The Other Virus is Capital


It’s May 8, 2020. Italy is opening up — to levels of lock-down that resemble the strictest rules in the US. Here in the US, we did not close all restaurants, factories, and construction sites. All over the world, countries are pausing, freezing, and/or putting the economy in an induced coma. In Denmark, this means stabilizing the country with enough money to ensure people don’t lose their jobs.

In both of these cases, and others, countries who are inoculated against rampant capital have fared better, in terms of loss-of-life and ruin to the economy, than countries that did not possess any anti-capital antibodies.

Public goods, such as unemployment and health care, save people from the dictates of capital. Capital wants to grow. Those who make money off of the growth, want the growth to continue. (Therefore, the fixation on the stock market as the “economy.”) Instead of taking care of people until it is safe to tip-toe forward into a new normal, much of the United States is forcing its most vulnerable populations to go to work and die to ensure further capital growth.
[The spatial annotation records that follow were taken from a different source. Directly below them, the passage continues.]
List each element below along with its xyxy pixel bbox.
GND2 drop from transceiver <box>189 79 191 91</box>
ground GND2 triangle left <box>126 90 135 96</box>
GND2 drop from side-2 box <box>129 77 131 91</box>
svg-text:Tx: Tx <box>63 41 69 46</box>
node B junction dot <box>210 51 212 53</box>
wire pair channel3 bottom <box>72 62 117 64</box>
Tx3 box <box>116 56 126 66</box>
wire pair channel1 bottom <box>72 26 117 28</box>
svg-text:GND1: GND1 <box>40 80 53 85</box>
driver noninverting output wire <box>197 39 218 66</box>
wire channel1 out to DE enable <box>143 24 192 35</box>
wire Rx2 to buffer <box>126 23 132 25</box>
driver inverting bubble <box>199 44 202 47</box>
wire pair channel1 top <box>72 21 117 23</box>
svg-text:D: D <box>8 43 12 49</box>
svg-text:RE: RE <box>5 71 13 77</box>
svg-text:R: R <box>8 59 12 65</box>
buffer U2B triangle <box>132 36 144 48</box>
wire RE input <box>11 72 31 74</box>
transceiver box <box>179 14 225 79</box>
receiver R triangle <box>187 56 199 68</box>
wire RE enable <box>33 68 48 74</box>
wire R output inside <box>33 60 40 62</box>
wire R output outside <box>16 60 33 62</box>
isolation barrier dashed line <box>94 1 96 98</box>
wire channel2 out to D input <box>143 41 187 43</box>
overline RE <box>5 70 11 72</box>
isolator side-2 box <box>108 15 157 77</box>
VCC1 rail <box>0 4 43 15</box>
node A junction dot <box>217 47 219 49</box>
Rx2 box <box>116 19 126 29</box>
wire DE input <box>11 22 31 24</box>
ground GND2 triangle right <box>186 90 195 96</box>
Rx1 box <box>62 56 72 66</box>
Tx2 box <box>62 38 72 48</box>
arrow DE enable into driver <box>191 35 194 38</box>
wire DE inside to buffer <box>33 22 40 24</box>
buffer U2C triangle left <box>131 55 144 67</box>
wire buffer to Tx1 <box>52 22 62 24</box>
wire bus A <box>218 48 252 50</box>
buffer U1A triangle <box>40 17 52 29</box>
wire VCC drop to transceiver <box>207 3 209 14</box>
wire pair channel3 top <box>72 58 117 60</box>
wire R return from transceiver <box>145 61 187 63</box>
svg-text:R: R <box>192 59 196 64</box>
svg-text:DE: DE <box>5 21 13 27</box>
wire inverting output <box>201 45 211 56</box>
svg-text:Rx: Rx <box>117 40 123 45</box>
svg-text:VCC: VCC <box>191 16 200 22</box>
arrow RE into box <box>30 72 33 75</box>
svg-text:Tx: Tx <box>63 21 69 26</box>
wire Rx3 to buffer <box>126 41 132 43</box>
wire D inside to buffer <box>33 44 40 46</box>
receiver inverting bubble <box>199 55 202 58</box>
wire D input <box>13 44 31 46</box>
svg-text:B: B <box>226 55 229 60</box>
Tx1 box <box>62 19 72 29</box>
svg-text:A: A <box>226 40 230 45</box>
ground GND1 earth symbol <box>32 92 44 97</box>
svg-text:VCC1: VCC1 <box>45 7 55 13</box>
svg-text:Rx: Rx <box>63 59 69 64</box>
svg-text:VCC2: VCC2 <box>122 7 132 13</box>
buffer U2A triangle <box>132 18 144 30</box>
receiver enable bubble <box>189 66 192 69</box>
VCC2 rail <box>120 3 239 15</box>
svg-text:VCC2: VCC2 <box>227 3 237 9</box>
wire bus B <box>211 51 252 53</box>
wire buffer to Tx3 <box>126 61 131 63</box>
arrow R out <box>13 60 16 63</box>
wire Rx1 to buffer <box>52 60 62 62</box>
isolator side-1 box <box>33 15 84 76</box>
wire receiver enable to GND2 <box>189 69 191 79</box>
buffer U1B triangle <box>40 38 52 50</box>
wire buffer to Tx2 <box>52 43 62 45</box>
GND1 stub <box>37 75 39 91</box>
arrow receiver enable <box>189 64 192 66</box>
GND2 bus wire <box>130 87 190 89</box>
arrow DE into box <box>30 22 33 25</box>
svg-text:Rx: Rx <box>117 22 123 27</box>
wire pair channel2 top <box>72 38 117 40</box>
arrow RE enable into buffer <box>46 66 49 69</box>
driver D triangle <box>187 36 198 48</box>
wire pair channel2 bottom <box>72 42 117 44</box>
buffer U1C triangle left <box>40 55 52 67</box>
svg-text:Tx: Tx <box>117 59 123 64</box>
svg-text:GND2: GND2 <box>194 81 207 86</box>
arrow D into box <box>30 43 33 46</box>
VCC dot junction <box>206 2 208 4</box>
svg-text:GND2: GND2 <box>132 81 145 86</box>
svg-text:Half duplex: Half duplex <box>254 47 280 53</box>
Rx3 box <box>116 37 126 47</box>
We cannot support or perhaps we simply refuse to support staying home and living. Americans can’t conceive of a society that is inoculated against the worst ravages of capital. (One fears this is because people we don’t like will receive benefits. Better we all drown than we save the wrong people!)

Simple idea: The economy will be better if fewer people get sick and die.

In order for fewer people to die, we would have to have systems in place to support the economic body while it is on life support. Systems like well-funded unemployment. Like health care. Like hazard pay, sick leave, and safety measures for workers.

We don’t. Oh well. Praise the Lord and Ready the Respirators!